‘Young@Heart’ Finds Beauty, Not Age, In Music Makers
Published: May 1, 2008
The Young@Heart Chorus, composed of seniors from 72 to 88, is based in Northampton, Mass. The documentary on the group, “Young@Heart,” is currently showing in Atlanta at the UA Tara Theater on Cheshire Bridge Road. (Photo by Paul Shoul)
Touching, inspiring and laugh-out-loud funny, “Young@Heart” is a film that will stay with viewers long after they leave the theater. Demonstrating the strength of music to touch the soul, it is simply one of the best movies of this year.
“Young@Heart” is a documentary about the Young@Heart chorus, a group of seniors based in Northampton, Mass. What sets this group apart is that they specialize in rock and roll in their repertoire, presenting songs originally performed by groups such as the Clash, Talking Heads, Sonic Youth and the Ramones.
Part of the humor of the film springs from the incongruity of seeing older people blasting out tunes most usually associated with young rebels, but the concept actually makes for brilliant music. The quality of the music is excellent, and the lyrics of the songs often take on unexpected depths because of who is singing them. James Brown’s “I Feel Good” has an entirely new meaning when sung by Stan Goldman, 77, and Dora B. Parker Morrow, 85. The already affecting Coldplay song “Fix You” becomes a showstopper as touching lyrics reflect both a recent loss to the chorus and the health difficulties experienced by soloist Fred Knittle.
Director Stephen Walker follows the chorus as they learn new material for an upcoming concert.

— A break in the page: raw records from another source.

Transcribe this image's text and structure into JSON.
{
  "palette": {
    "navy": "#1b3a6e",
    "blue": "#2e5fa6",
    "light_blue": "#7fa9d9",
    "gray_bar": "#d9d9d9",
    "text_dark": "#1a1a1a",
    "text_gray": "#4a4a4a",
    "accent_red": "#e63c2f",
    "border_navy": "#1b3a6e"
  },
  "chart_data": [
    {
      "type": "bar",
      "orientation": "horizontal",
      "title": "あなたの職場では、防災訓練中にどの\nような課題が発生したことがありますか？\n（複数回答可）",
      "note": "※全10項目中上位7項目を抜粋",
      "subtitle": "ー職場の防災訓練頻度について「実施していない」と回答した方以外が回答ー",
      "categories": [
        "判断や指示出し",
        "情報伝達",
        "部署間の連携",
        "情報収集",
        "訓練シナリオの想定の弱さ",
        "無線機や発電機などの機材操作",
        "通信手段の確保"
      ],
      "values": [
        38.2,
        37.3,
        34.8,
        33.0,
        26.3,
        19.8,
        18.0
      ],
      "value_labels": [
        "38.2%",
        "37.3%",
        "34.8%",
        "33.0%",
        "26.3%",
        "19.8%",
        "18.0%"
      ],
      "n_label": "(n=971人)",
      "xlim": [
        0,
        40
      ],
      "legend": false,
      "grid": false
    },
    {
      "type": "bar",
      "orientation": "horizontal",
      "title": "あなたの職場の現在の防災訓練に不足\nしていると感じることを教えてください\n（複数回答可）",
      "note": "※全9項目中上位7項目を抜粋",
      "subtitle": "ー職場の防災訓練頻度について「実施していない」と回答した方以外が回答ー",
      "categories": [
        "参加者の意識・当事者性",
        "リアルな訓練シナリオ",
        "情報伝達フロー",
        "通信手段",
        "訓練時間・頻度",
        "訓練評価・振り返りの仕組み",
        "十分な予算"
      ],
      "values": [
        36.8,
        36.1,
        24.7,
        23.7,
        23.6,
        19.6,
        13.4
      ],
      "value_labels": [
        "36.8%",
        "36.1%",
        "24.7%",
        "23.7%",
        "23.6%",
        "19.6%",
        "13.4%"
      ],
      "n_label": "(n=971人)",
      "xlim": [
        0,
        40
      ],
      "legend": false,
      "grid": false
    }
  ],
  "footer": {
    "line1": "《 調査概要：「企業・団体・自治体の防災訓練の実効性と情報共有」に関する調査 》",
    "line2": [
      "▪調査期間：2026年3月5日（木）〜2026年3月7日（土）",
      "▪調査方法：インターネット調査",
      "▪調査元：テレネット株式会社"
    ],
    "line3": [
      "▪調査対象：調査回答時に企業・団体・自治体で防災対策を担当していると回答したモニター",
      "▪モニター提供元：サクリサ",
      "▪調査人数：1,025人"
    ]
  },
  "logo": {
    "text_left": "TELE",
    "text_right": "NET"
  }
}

Footage of their rehearsals is interspersed with interviews with members, and it would be difficult to imagine a group of more interesting, lively and entertaining men and women. Getting a glimpse into the lives and personalities of the chorus members adds to the enjoyment of the music.
Goldman, who loves Shakespeare and classical music, must conquer the lyrics of James Brown alongside the ladylike Morrow. The director uses Goldman’s deadpan expressions to provide hilarious reactions to the events going on around him. Knittle and Bob Salvini are former members of the group who have had to leave because of health problems, but they are coming back for a special performance. Salvini’s trepidation and Knittle’s larger-than-life personality make their stories special. Eileen Hall’s irrepressible personality and showmanship make her the heart of the group, while Joe Benoit’s steadiness and dependability make him the backbone.
Viewers also meet Lenny Fontaine, proud to be the one who can see well enough to drive his friends to practice, and Steve Martin, a former military man with an eye for the ladies. Every one of the men and women in the group is portrayed as a person one would like to know or to emulate. On exiting the theater, this reviewer heard more than one person say, “I hope I’m like that when I’m that age.”
The film makes it clear that being a part of the chorus actually adds to the vitality of its members. The rehearsals and the performances, including the regular European tours, are interesting and rewarding for the performers, of course, but the members also say that the very act of singing and making music makes them feel better, forget about their aches and pains for a while. In addition, the chorus gives them a social group and fellowship. It is evident that the men and women of Young@Heart have a deep respect and affection for each other.
Young@Heart was started in 1982, and early performances featured standards and vaudeville. Chorus director Bob Cilman had the idea of featuring more contemporary music, and the reputation of the group soon took off. Cilman is the benevolent taskmaster of the group, insisting on the highest quality and pushing the chorus members to perform at their best. He describes how the members always think he is crazy when he gives them a new song to learn, but how they always come around in the end. Many of his choices are inspired, as the final results prove.
As rehearsals progress, the Young@Heart singers struggle to learn new lyrics and begin to get a feel for their new songs. It is gratifying and inspiring to see how they persevere, even when a task seems more than they can handle—and this is true both on and off stage. Many of the performers are faced with difficult life situations, but they all handle their struggles with grace and dignity.
The chorus suffers some losses along the way, and these are poignant. The most touching moment of the film comes from an unexpected source, however. When Young@Heart travels to a local prison, their performance of “Forever Young” brings the audience to tears. Seeing these tough-looking men so visibly moved at the music is truly memorable and heartrending. After the show, chorus members mingle with the prisoners and are greeted like long-lost grandparents. The power of music is demonstrated simply and beautifully in this sequence.
“Young@Heart” combines humor, warmth and some great music to create an entertaining and uplifting film—this is an easy film to recommend. As one member of the chorus characterized one of the songs, “It’s got a lot of life—that’s what we have, a lot of life.”
Jane Wilson, a local writer and movie enthusiast, holds a doctorate in English from the University of Georgia. She is a parishioner at St. Pius X Church, Conyers.